RAD23A is a 362-amino acid protein with multiple functional domains. It contains an N-terminal ubiquitin-like (Ubl) domain that interacts with the proteasome, and two C-terminal ubiquitin-binding (UBA) domains that bind polyubiquitinated proteins. RAD23A also has an XPC-binding domain that recruits it to DNA damage sites.
RAD23A has dual functions in nucleotide excision repair (NER) and the ubiquitin-proteasome system. As an XPC cofactor, RAD23A helps recruit the TFIIH complex to DNA damage sites for NER. As a proteasome-interacting protein, it helps deliver ubiquitinated substrates for degradation.

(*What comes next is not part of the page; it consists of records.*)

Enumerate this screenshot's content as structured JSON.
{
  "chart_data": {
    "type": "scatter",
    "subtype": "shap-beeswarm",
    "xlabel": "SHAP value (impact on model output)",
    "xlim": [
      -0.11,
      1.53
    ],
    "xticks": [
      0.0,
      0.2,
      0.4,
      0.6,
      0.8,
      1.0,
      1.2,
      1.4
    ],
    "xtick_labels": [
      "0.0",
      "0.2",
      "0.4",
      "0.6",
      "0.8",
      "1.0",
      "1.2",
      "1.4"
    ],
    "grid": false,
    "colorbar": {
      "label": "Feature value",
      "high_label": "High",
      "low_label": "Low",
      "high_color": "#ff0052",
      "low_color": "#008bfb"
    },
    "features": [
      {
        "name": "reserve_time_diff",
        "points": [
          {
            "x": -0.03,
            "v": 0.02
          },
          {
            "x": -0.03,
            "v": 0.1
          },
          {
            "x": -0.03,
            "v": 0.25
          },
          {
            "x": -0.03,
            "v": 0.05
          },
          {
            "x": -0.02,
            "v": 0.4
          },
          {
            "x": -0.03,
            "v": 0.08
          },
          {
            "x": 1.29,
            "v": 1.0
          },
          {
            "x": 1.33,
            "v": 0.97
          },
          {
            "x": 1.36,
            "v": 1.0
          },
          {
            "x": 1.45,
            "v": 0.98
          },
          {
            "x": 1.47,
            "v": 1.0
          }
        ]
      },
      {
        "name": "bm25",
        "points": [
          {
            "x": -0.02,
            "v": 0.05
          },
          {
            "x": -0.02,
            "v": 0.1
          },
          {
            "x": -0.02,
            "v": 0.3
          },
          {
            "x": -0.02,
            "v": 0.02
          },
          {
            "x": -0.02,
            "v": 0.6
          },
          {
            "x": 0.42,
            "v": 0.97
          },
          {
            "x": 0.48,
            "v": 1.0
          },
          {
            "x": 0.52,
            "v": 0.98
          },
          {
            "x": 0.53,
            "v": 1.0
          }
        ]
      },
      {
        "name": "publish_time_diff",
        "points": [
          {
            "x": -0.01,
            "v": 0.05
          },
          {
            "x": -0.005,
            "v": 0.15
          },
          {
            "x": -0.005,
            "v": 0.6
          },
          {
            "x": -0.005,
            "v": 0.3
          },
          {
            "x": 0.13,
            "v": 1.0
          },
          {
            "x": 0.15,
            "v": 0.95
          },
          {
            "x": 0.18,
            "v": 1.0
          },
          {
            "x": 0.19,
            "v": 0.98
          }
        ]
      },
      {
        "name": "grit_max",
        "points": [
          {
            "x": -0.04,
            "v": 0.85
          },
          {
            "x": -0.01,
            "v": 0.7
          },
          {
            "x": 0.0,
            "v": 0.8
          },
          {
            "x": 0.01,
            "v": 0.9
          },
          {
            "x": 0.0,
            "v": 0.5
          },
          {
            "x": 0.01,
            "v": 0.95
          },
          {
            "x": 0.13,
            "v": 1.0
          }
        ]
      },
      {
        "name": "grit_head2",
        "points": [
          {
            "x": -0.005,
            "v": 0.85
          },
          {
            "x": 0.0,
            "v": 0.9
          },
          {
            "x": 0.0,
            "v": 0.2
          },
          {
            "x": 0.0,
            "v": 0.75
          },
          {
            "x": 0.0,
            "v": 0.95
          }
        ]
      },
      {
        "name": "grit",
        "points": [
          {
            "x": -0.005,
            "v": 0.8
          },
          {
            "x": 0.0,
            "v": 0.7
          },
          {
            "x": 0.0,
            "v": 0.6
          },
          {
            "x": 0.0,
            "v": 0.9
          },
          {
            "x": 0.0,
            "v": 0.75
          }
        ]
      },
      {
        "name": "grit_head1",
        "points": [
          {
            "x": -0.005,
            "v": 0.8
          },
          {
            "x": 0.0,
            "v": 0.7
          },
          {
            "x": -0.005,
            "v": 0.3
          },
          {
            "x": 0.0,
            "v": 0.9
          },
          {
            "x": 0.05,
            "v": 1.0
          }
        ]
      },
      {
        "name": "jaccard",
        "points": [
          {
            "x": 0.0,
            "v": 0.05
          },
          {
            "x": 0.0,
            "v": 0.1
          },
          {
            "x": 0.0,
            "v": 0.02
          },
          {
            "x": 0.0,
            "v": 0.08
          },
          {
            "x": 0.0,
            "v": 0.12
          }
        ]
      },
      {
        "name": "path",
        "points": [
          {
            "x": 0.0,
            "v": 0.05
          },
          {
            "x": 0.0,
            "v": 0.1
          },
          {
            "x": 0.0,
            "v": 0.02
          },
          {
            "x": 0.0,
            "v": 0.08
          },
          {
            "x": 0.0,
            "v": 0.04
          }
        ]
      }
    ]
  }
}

In neurons, RAD23A's roles in DNA repair and protein quality control are both critical. Neuronal protein aggregates and DNA damage accumulate with age, potentially overwhelming these systems.
RAD23A helps clear damaged proteins via the proteasome. Impaired function may contribute to amyloid-beta and tau aggregation in AD.
RAD23A-mediated protein quality control may be relevant to alpha-synuclein clearance. Impaired proteasome function is a feature of PD pathogenesis.
No RAD23A-targeted therapies exist. Enhancing proteasome function is a therapeutic strategy being explored for neurodegenerative diseases.
The study of Rad23A Protein has evolved significantly over the past decades. Research in this area has revealed important insights into the underlying mechanisms of neurodegeneration and continues to drive therapeutic development.
Historical context and key discoveries in this field have shaped our current understanding and will continue to guide future research directions.